国際的に広がるナイトタイムエコノミーの推進
ナイトタイムエコノミーは、夜間交通や安心安全面等の公共インフラや法規制の整備、シティプロモーション、そして営利事業として成立しにくいマイノリティの活動スペースの確保なども重要なテーマであることから、民間事業だけではなく、都市単位で実践していく必要がある。ビジョンを掲げて戦略を立案し、実行のための推進体制を官民のマルチステークホルダーで作っていく手法をとっているのは、なにもロンドンだけではない。アムステルダムの夜の市長制度を筆頭に、欧米の先進都市では当然のこととして実施されている。
例えば、ニューヨークでは、2018年にデブラシオ市長(当時)が市役所内にナイトライフ局を設置し、初代ディレクターとしてナイトライフに精通する民間人材を登用するとともに、14名の専門家からなる諮問機関を設けた。
シドニーを含むニューサウスウェールズ州でも、2021年に24時間経済コミッションを設立し、民間人を初代コミッショナーに任命するとともに、専門部局を設置している。
これらの契機となったのは、ニューヨーク市は2017年のキャバレー法(飲食店でのダンスを規制)の廃止、ニューサウスウェールズ州は2021年のロックアウト法(深夜のアルコール提供を規制)の廃止であった。
東京、日本の都市はどうか?
2016年の風営法(ダンスを風俗営業として規制し、深夜12時以降の飲食店での遊興を禁止)の改正を機に、ナイトタイムエコノミーの議論が盛り上がり始めた。
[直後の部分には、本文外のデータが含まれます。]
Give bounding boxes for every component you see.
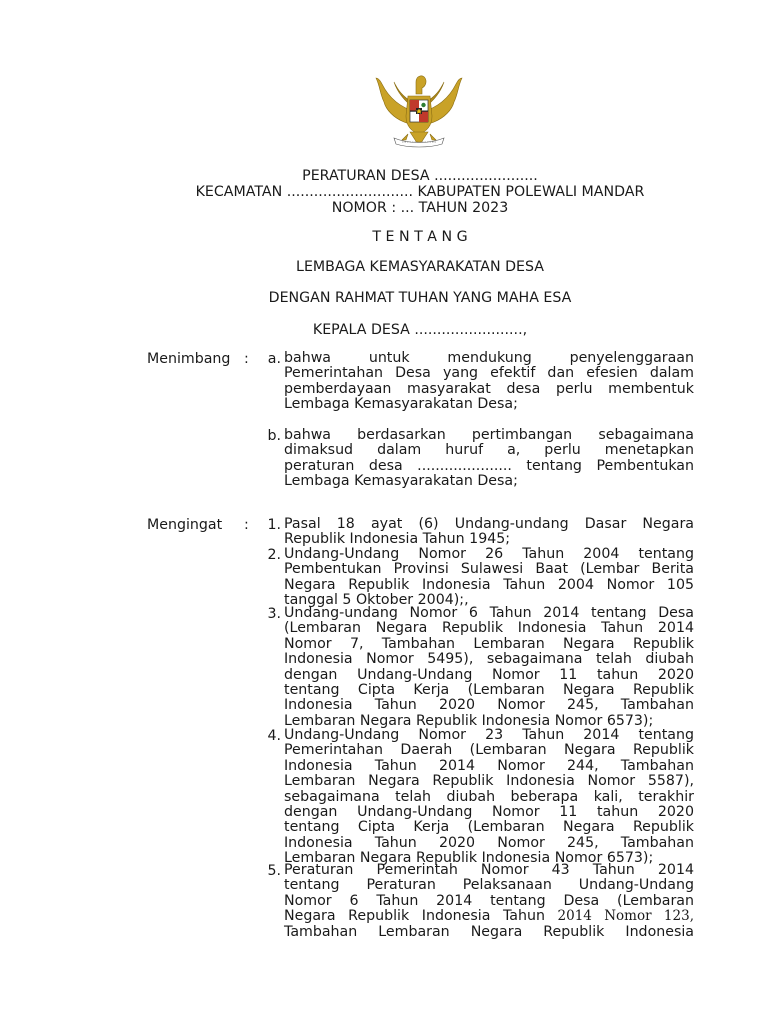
text-line: Indonesia Tahun 2014 Nomor 244, Tambahan [284, 757, 694, 774]
tentang-heading: T E N T A N G [372, 229, 468, 245]
mengingat-item-4 [284, 728, 694, 867]
text-segment: Negara Republik Indonesia Tahun [284, 908, 558, 925]
kecamatan-kabupaten-line: KECAMATAN ............................ KABUPATEN POLEWALI MANDAR [195, 184, 645, 200]
text-line: Pemerintahan Desa yang efektif dan efesien dalam [284, 365, 694, 382]
mengingat-item-5 [284, 863, 694, 940]
kepala-desa-line: KEPALA DESA ........................, [312, 322, 528, 338]
text-line: dimaksud dalam huruf a, perlu menetapkan [284, 442, 694, 459]
mengingat-colon: : [244, 517, 249, 533]
text-line: sebagaimana telah diubah beberapa kali, terakhir [284, 788, 694, 805]
text-line: Lembaran Negara Republik Indonesia Nomor 6573); [284, 712, 654, 729]
text-line: Tambahan Lembaran Negara Republik Indonesia [284, 923, 694, 940]
mengingat-item-1 [284, 517, 694, 548]
text-line: Negara Republik Indonesia Tahun 2004 Nomor 105 [284, 576, 694, 593]
text-line: Lembaga Kemasyarakatan Desa; [284, 473, 518, 490]
text-line: Republik Indonesia Tahun 1945; [284, 531, 511, 548]
text-line: Undang-undang Nomor 6 Tahun 2014 tentang Desa [284, 605, 694, 621]
text-line: Pasal 18 ayat (6) Undang-undang Dasar Negara [284, 516, 694, 532]
text-line: Undang-Undang Nomor 26 Tahun 2004 tentang [284, 546, 694, 562]
text-line: Indonesia Nomor 5495), sebagaimana telah diubah [284, 651, 694, 668]
text-line: (Lembaran Negara Republik Indonesia Tahun 2014 [284, 620, 694, 637]
menimbang-item-a [284, 351, 694, 413]
text-line: Indonesia Tahun 2020 Nomor 245, Tambahan [284, 834, 694, 851]
text-line: Peraturan Pemerintah Nomor 43 Tahun 2014 [284, 862, 694, 878]
text-line: Lembaga Kemasyarakatan Desa; [284, 396, 518, 413]
mengingat-marker-4: 4. [267, 728, 281, 744]
mengingat-marker-3: 3. [267, 606, 281, 622]
text-line: tentang Cipta Kerja (Lembaran Negara Republik [284, 819, 694, 836]
mengingat-item-3 [284, 606, 694, 729]
mengingat-item-2 [284, 547, 694, 609]
rahmat-line: DENGAN RAHMAT TUHAN YANG MAHA ESA [268, 290, 572, 306]
text-line: tentang Cipta Kerja (Lembaran Negara Republik [284, 681, 694, 698]
text-line: Lembaran Negara Republik Indonesia Nomor 5587), [284, 773, 694, 790]
text-line: tanggal 5 Oktober 2004);, [284, 592, 469, 609]
menimbang-colon: : [244, 351, 249, 367]
menimbang-label: Menimbang [147, 351, 231, 367]
text-line: bahwa berdasarkan pertimbangan sebagaimana [284, 427, 694, 443]
text-line: Lembaran Negara Republik Indonesia Nomor 6573); [284, 850, 654, 867]
text-line: Nomor 6 Tahun 2014 tentang Desa (Lembaran [284, 892, 694, 909]
text-line: dengan Undang-Undang Nomor 11 tahun 2020 [284, 666, 694, 683]
subject-heading: LEMBAGA KEMASYARAKATAN DESA [296, 259, 544, 275]
text-line: dengan Undang-Undang Nomor 11 tahun 2020 [284, 803, 694, 820]
menimbang-marker-a: a. [267, 351, 281, 367]
text-line: Pemerintahan Daerah (Lembaran Negara Republik [284, 742, 694, 759]
mengingat-marker-1: 1. [267, 517, 281, 533]
text-line: bahwa untuk mendukung penyelenggaraan [284, 350, 694, 366]
text-line: pemberdayaan masyarakat desa perlu membentuk [284, 380, 694, 397]
menimbang-marker-b: b. [267, 428, 281, 444]
text-line-mixed [284, 909, 694, 924]
serif-text-segment: 2014 Nomor 123, [557, 908, 694, 925]
regulation-title: PERATURAN DESA ....................... [302, 168, 538, 184]
menimbang-item-b [284, 428, 694, 490]
text-line: Indonesia Tahun 2020 Nomor 245, Tambahan [284, 697, 694, 714]
garuda-emblem-icon [372, 72, 466, 156]
text-line: Pembentukan Provinsi Sulawesi Baat (Lembar Berita [284, 561, 694, 578]
mengingat-marker-5: 5. [267, 863, 281, 879]
text-line: Undang-Undang Nomor 23 Tahun 2014 tentang [284, 727, 694, 743]
mengingat-marker-2: 2. [267, 547, 281, 563]
text-line: tentang Peraturan Pelaksanaan Undang-Undang [284, 877, 694, 894]
nomor-tahun-line: NOMOR : ... TAHUN 2023 [331, 200, 509, 216]
text-line: peraturan desa ..................... tentang Pembentukan [284, 457, 694, 474]
mengingat-label: Mengingat [147, 517, 223, 533]
text-line: Nomor 7, Tambahan Lembaran Negara Republik [284, 635, 694, 652]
ニューヨークやシドニーに先行して議論がスタートしていたにもかかわらず、未だ都市レベルでの推進体制の構築や戦略的な展開に発展しているとは言い難いのが現状だ。
日本の真の課題とは──
夜間の観光コンテンツや観光消費額の観点から、日本のナイトタイムエコノミーは遅れていると言われることがある。推進していくうえでも、何か目新しい観光コンテンツを造成するというイメージが先行しがちだ。しかしながら、そもそも「観光、特にインバウンドの推進」がナイトタイムエコノミーの目的だったであろうか?
ナイトタイムエコノミー議論のきっかけとなった「風営法改正」の背景には、夜を舞台に表現活動を行うミュージシャンやアーティスト、思い思いに夜を楽しむ市民、夜に生活の糧を得るワーカー、そして文化的で人間中心の街をつくろうとする街づくりプレーヤーといった様々な人たちの想いと行動があった。困難な法改正の先にどのような夜を思い描いていたのか。
日本の各地域の夜には素晴らしい才能が溢れ、夜ならではの暮らしや文化が豊かにある。それらの魅力をさらに磨き上げ、都市全体の魅力に昇華させていくために、先ずは日本の各都市が様々な関係者とともに、夜を通じて目指すべき方向性やビジョンを明確にする必要があると強く感じる。
そのうえでビジョンを実現していくための戦略と推進体制を整備することも不可欠であろう。
自治体や国がナイトタイム振興予算を設け、夜間のイベント開催や観光コンテンツ造成を支援している例は多くある。しかしながら、それらがどのような目的で実施され、どのように地域の課題解決にコミットしているか、あるいは単発イベントに終わらず事業としての継続性を持っているか、官民の役割分担が適正になされたものか、といった観点で戦略的に実施されることが重要だ。
コロナ禍を経た今、こうしたナイトタイムエコノミーのビジョンと戦略、推進体制がないことが、日本が抱える真の課題ではないだろうか。